FreeBSD has existed within this framework by using the old BSD "slice" system to chop up a single FDISK partition. Linux, instead, has tended to use FDISK extended partitioning, but that has led, to some extent, to Linux systems living in a single filesystem. One of the benefits of the multi-partitioning that FreeBSD uses instead are that two of the typical partitions (/ and /usr) tend to be "read-mostly," while the other two (/var and /home) tend to have the majority of write activity. This is somewhat safer, since the volatility is kept away from important configuration data (in /etc) and system code (in /boot and /usr).
Macs have discarded a lot of the Intel legacy, since they don't have to boot 20 year old operating systems (instead, they boot Unix, which is a 30 year old operating system, but I digress). So the Intel macs have adopted GPT partitioning. GPT is great, since it can operate on disks with 2^64 blocks, which is ridiculously huge, and the number of partitions is unlimited (it's actually limited to the number of blocks allocated to the GPT itself, and by default it's 128 entries).

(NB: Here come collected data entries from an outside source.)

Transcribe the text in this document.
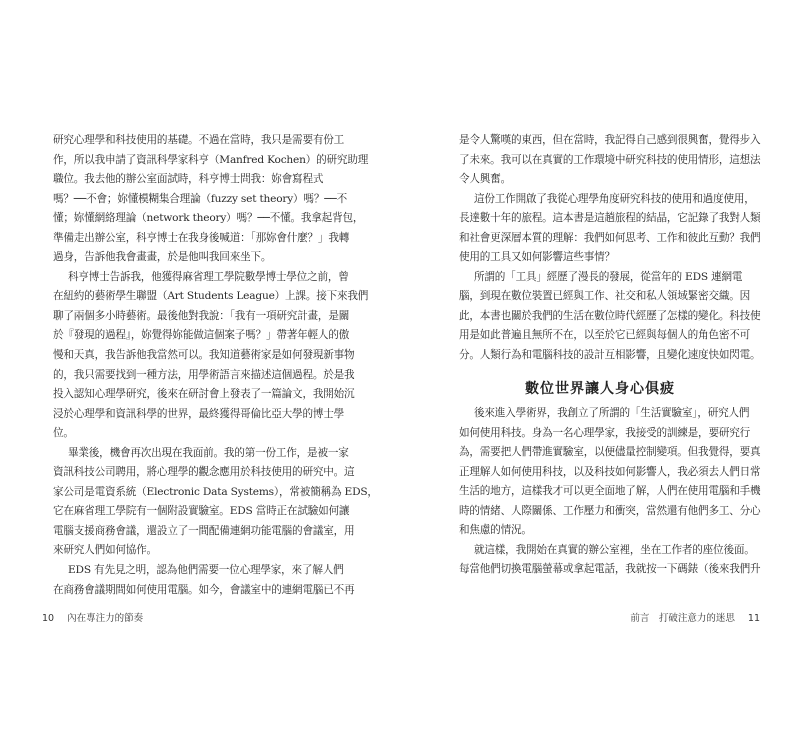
研究心理學和科技使用的基礎。不過在當時，我只是需要有份工
作，所以我申請了資訊科學家科亨（Manfred Kochen）的研究助理
職位。我去他的辦公室面試時，科亨博士問我：妳會寫程式
嗎？──不會；妳懂模糊集合理論（fuzzy set theory）嗎？──不
懂；妳懂網絡理論（network theory）嗎？──不懂。我拿起背包，
準備走出辦公室，科亨博士在我身後喊道：「那妳會什麼？」我轉
過身，告訴他我會畫畫，於是他叫我回來坐下。
科亨博士告訴我，他獲得麻省理工學院數學博士學位之前，曾
在紐約的藝術學生聯盟（Art Students League）上課。接下來我們
聊了兩個多小時藝術。最後他對我說：「我有一項研究計畫，是關
於『發現的過程』，妳覺得妳能做這個案子嗎？」帶著年輕人的傲
慢和天真，我告訴他我當然可以。我知道藝術家是如何發現新事物
的，我只需要找到一種方法，用學術語言來描述這個過程。於是我
投入認知心理學研究，後來在研討會上發表了一篇論文，我開始沉
浸於心理學和資訊科學的世界，最終獲得哥倫比亞大學的博士學
位。
畢業後，機會再次出現在我面前。我的第一份工作，是被一家
資訊科技公司聘用，將心理學的觀念應用於科技使用的研究中。這
家公司是電資系統（Electronic Data Systems），常被簡稱為 EDS，
它在麻省理工學院有一個附設實驗室。EDS 當時正在試驗如何讓
電腦支援商務會議，還設立了一間配備連網功能電腦的會議室，用
來研究人們如何協作。
EDS 有先見之明，認為他們需要一位心理學家，來了解人們
在商務會議期間如何使用電腦。如今，會議室中的連網電腦已不再
10 內在專注力的節奏	前言　打破注意力的迷思 11
是令人驚嘆的東西，但在當時，我記得自己感到很興奮，覺得步入
了未來。我可以在真實的工作環境中研究科技的使用情形，這想法
令人興奮。
這份工作開啟了我從心理學角度研究科技的使用和過度使用，
長達數十年的旅程。這本書是這趟旅程的結晶，它記錄了我對人類
和社會更深層本質的理解：我們如何思考、工作和彼此互動？我們
使用的工具又如何影響這些事情？
所謂的「工具」經歷了漫長的發展，從當年的 EDS 連網電
腦，到現在數位裝置已經與工作、社交和私人領域緊密交織。因
此，本書也關於我們的生活在數位時代經歷了怎樣的變化。科技使
用是如此普遍且無所不在，以至於它已經與每個人的角色密不可
分。人類行為和電腦科技的設計互相影響，且變化速度快如閃電。
數位世界讓人身心俱疲
後來進入學術界，我創立了所謂的「生活實驗室」，研究人們
如何使用科技。身為一名心理學家，我接受的訓練是，要研究行
為，需要把人們帶進實驗室，以便儘量控制變項。但我覺得，要真
正理解人如何使用科技，以及科技如何影響人，我必須去人們日常
生活的地方，這樣我才可以更全面地了解，人們在使用電腦和手機
時的情緒、人際關係、工作壓力和衝突，當然還有他們多工、分心
和焦慮的情況。
就這樣，我開始在真實的辦公室裡，坐在工作者的座位後面。
每當他們切換電腦螢幕或拿起電話，我就按一下碼錶（後來我們升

Well, with the advent of FreeBSD 7.1, support has been added to boot from a GPT partitioned disk. The way this works is that the legacy FDISK partition (which basically marks the entire disk as allocated to protect against FDISK based tools trying to do something to the disk) contains boot code that looks for a special GPT partition that contains the second stage boot loader. That partition and the FDISK boot sector is written with the 'gpt boot' command. That boot loader looks for the first UFS partition on the disk and loads the main FORTH-based loader, which in turn loads the kernel and so on.
Just to be on the safe side, I migrated my setup by buying a new disk (a 320GB disk for $55 - can't go wrong!), partitioning it and then copying all the stuff over. As a bonus, the new disk is faster than the old one, and we get to start the warranty over.
There is, however, a 'gpt migrate' command that purports to convert a disk from FDISK and BSD slice format to GPT, but that concept sounds a bit scary to me, at least for filesystems I really care about. :)
One interesting thing is that the gpt command opens the disk for writing, even if all you want to do is read information. But if there are mounted partitions, then this will fail. There is a -r option that will make the open read-only, which is useful for the 'show' command.
Now that the disk is GPT partitioned, converting to an EFI based machine would simply require replacing the special FreeBSD boot partition with an EFI system partition (it would need to be slightly larger, but space from the adjacent swap partition could be stolen), and EFI boot code for FreeBSD would need to be added to it (if it existed).